Alexandre de Moraes acompanhou o relator, em voto apresentado após vista. Para Moraes, exigir garantia desde a constituição do débito pode coercionar o contribuinte. A distribuição de lucros, segundo ele, é funcionamento regular da empresa e não deve ser presumida como fraude apenas pela dívida existente.
Divergência
O ministro Flávio Dino apresentou voto-vista divergente. Ele entende que a norma não configura sanção política, já que não inviabiliza a atividade da empresa. A vedação atinge apenas a distribuição de resultados, mantendo a operação da pessoa jurídica.

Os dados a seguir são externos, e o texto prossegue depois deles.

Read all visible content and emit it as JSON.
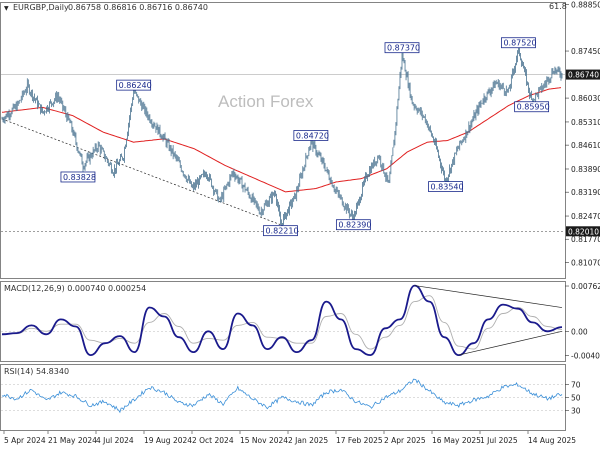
{
  "header": {
    "symbol": "EURGBP,Daily",
    "ohlc": "0.86758 0.86816 0.86716 0.86740",
    "corner": "61.8"
  },
  "watermark": "Action Forex",
  "colors": {
    "candle": "#4a7390",
    "ma": "#e02020",
    "macd": "#1a1a8c",
    "signal": "#b0b0b0",
    "rsi": "#3a8fd8",
    "current_tag": "#1a1a1a",
    "support_tag": "#1a1a1a",
    "label_border": "#1a2a8c"
  },
  "chart_data": [
    {
      "type": "candlestick",
      "title": "EURGBP,Daily",
      "ylim": [
        0.806,
        0.889
      ],
      "y_ticks": [
        "0.88850",
        "0.87450",
        "0.86030",
        "0.85310",
        "0.84610",
        "0.83890",
        "0.83190",
        "0.82470",
        "0.81770",
        "0.81070"
      ],
      "x_ticks": [
        "5 Apr 2024",
        "21 May 2024",
        "4 Jul 2024",
        "19 Aug 2024",
        "2 Oct 2024",
        "15 Nov 2024",
        "2 Jan 2025",
        "17 Feb 2025",
        "2 Apr 2025",
        "16 May 2025",
        "1 Jul 2025",
        "14 Aug 2025"
      ],
      "current_price": "0.86740",
      "current_level": 0.8674,
      "support_level": 0.8201,
      "support_label": "0.82010",
      "annotations": [
        {
          "text": "0.86240",
          "price": 0.8624,
          "bar": 130
        },
        {
          "text": "0.83828",
          "price": 0.8383,
          "bar": 75
        },
        {
          "text": "0.84720",
          "price": 0.8472,
          "bar": 305
        },
        {
          "text": "0.82210",
          "price": 0.8221,
          "bar": 275
        },
        {
          "text": "0.82390",
          "price": 0.8239,
          "bar": 347
        },
        {
          "text": "0.87370",
          "price": 0.8737,
          "bar": 395
        },
        {
          "text": "0.83540",
          "price": 0.8354,
          "bar": 438
        },
        {
          "text": "0.87520",
          "price": 0.8752,
          "bar": 510
        },
        {
          "text": "0.85950",
          "price": 0.8595,
          "bar": 523
        }
      ],
      "price_path": [
        [
          0,
          0.854
        ],
        [
          15,
          0.858
        ],
        [
          25,
          0.864
        ],
        [
          40,
          0.856
        ],
        [
          55,
          0.861
        ],
        [
          68,
          0.852
        ],
        [
          80,
          0.84
        ],
        [
          95,
          0.846
        ],
        [
          110,
          0.8383
        ],
        [
          120,
          0.843
        ],
        [
          130,
          0.8624
        ],
        [
          142,
          0.856
        ],
        [
          158,
          0.849
        ],
        [
          172,
          0.842
        ],
        [
          188,
          0.833
        ],
        [
          202,
          0.838
        ],
        [
          215,
          0.829
        ],
        [
          228,
          0.838
        ],
        [
          240,
          0.833
        ],
        [
          255,
          0.826
        ],
        [
          270,
          0.832
        ],
        [
          275,
          0.8221
        ],
        [
          290,
          0.831
        ],
        [
          305,
          0.8472
        ],
        [
          318,
          0.84
        ],
        [
          330,
          0.832
        ],
        [
          347,
          0.8239
        ],
        [
          360,
          0.837
        ],
        [
          372,
          0.843
        ],
        [
          382,
          0.834
        ],
        [
          388,
          0.85
        ],
        [
          395,
          0.8737
        ],
        [
          405,
          0.859
        ],
        [
          418,
          0.854
        ],
        [
          428,
          0.846
        ],
        [
          438,
          0.8354
        ],
        [
          450,
          0.845
        ],
        [
          462,
          0.852
        ],
        [
          475,
          0.86
        ],
        [
          488,
          0.865
        ],
        [
          500,
          0.862
        ],
        [
          510,
          0.8752
        ],
        [
          523,
          0.8595
        ],
        [
          535,
          0.864
        ],
        [
          545,
          0.869
        ],
        [
          553,
          0.8674
        ]
      ],
      "ma_path": [
        [
          0,
          0.856
        ],
        [
          40,
          0.8575
        ],
        [
          70,
          0.855
        ],
        [
          100,
          0.85
        ],
        [
          130,
          0.847
        ],
        [
          160,
          0.848
        ],
        [
          190,
          0.845
        ],
        [
          220,
          0.84
        ],
        [
          250,
          0.836
        ],
        [
          280,
          0.832
        ],
        [
          310,
          0.833
        ],
        [
          330,
          0.835
        ],
        [
          355,
          0.836
        ],
        [
          380,
          0.839
        ],
        [
          400,
          0.844
        ],
        [
          420,
          0.847
        ],
        [
          440,
          0.8475
        ],
        [
          460,
          0.85
        ],
        [
          480,
          0.854
        ],
        [
          500,
          0.858
        ],
        [
          520,
          0.861
        ],
        [
          540,
          0.863
        ],
        [
          553,
          0.8635
        ]
      ],
      "trendlines": [
        {
          "from": [
            0,
            0.854
          ],
          "to": [
            275,
            0.8221
          ]
        }
      ]
    },
    {
      "type": "line",
      "title": "MACD(12,26,9) 0.000740 0.000254",
      "ylim": [
        -0.005,
        0.0083
      ],
      "y_ticks": [
        "0.007623",
        "0.00",
        "-0.004073"
      ],
      "series": [
        {
          "name": "MACD",
          "values": [
            -0.0005,
            -0.0003,
            0.001,
            -0.0005,
            0.002,
            0.0008,
            -0.004,
            -0.002,
            -0.0008,
            -0.0035,
            0.004,
            0.0025,
            -0.001,
            -0.0035,
            0.0,
            -0.003,
            0.003,
            0.001,
            -0.003,
            -0.001,
            -0.0035,
            -0.0015,
            0.005,
            0.002,
            -0.003,
            -0.004,
            0.0005,
            0.002,
            0.0077,
            0.005,
            -0.001,
            -0.004,
            -0.002,
            0.002,
            0.0045,
            0.0038,
            0.0015,
            0.0,
            0.0007
          ]
        },
        {
          "name": "Signal",
          "values": [
            -0.0004,
            -0.0004,
            0.0005,
            0.0,
            0.0012,
            0.0012,
            -0.0015,
            -0.002,
            -0.0012,
            -0.002,
            0.0015,
            0.003,
            0.0008,
            -0.002,
            -0.0012,
            -0.0015,
            0.001,
            0.0015,
            -0.001,
            -0.0012,
            -0.002,
            -0.002,
            0.0025,
            0.003,
            -0.0005,
            -0.003,
            -0.001,
            0.001,
            0.005,
            0.006,
            0.0015,
            -0.0025,
            -0.003,
            0.0005,
            0.003,
            0.004,
            0.0025,
            0.0008,
            0.0003
          ]
        }
      ],
      "trendlines": [
        {
          "from": [
            28,
            0.0077
          ],
          "to": [
            38,
            0.004
          ]
        },
        {
          "from": [
            31,
            -0.004
          ],
          "to": [
            38,
            0.0
          ]
        }
      ]
    },
    {
      "type": "line",
      "title": "RSI(14) 54.8340",
      "ylim": [
        0,
        100
      ],
      "y_ticks": [
        "70",
        "50",
        "30"
      ],
      "series": [
        {
          "name": "RSI",
          "values": [
            55,
            48,
            62,
            45,
            58,
            52,
            38,
            44,
            30,
            47,
            66,
            58,
            42,
            38,
            55,
            40,
            64,
            48,
            35,
            50,
            44,
            38,
            58,
            62,
            44,
            35,
            50,
            60,
            78,
            60,
            42,
            38,
            46,
            52,
            66,
            70,
            56,
            48,
            55
          ]
        }
      ]
    }
  ]
}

Dino reforça que a multa incide apenas quando o débito não está garantido e que a legislação existe há mais de duas décadas sem demonstrar potencial de inviabilizar atividades. A ministra Cármen Lúcia acompanhou integralmente essa corrente.
Terceira corrente
O ministro Cristiano Zanin apresentou solução intermediária. Propõe que a multa só exista se três requisitos cumulativos estiverem presentes: crédito definido e inscrito na dívida ativa; não suspensão da exigibilidade; e ausência de garantias formais. Zanin sugere interpretação conforme à Constituição para limitar a incidência.

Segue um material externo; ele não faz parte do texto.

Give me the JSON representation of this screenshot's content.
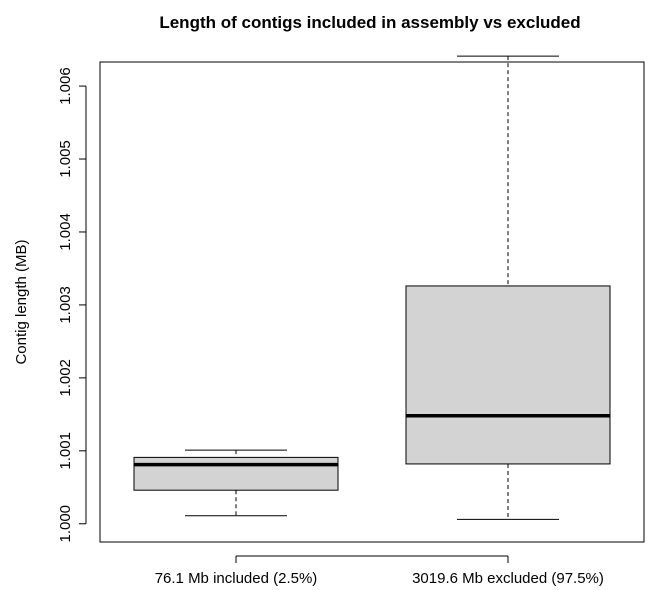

Ele defende que o débito não garantido deve ser entendido à luz do sistema tributário, evitando aplicação da pena quando há provisões contábeis sem crédito líquido. A tese aponta para a definição de regras claras de aplicação.
Próximos passos
O julgamento prossegue até 26 de junho, com expectativa de manifestação dos demais ministros. A decisão final depende de consenso sobre a interpretação das normas que tratam da distribuição de lucros por empresas com débitos tributários.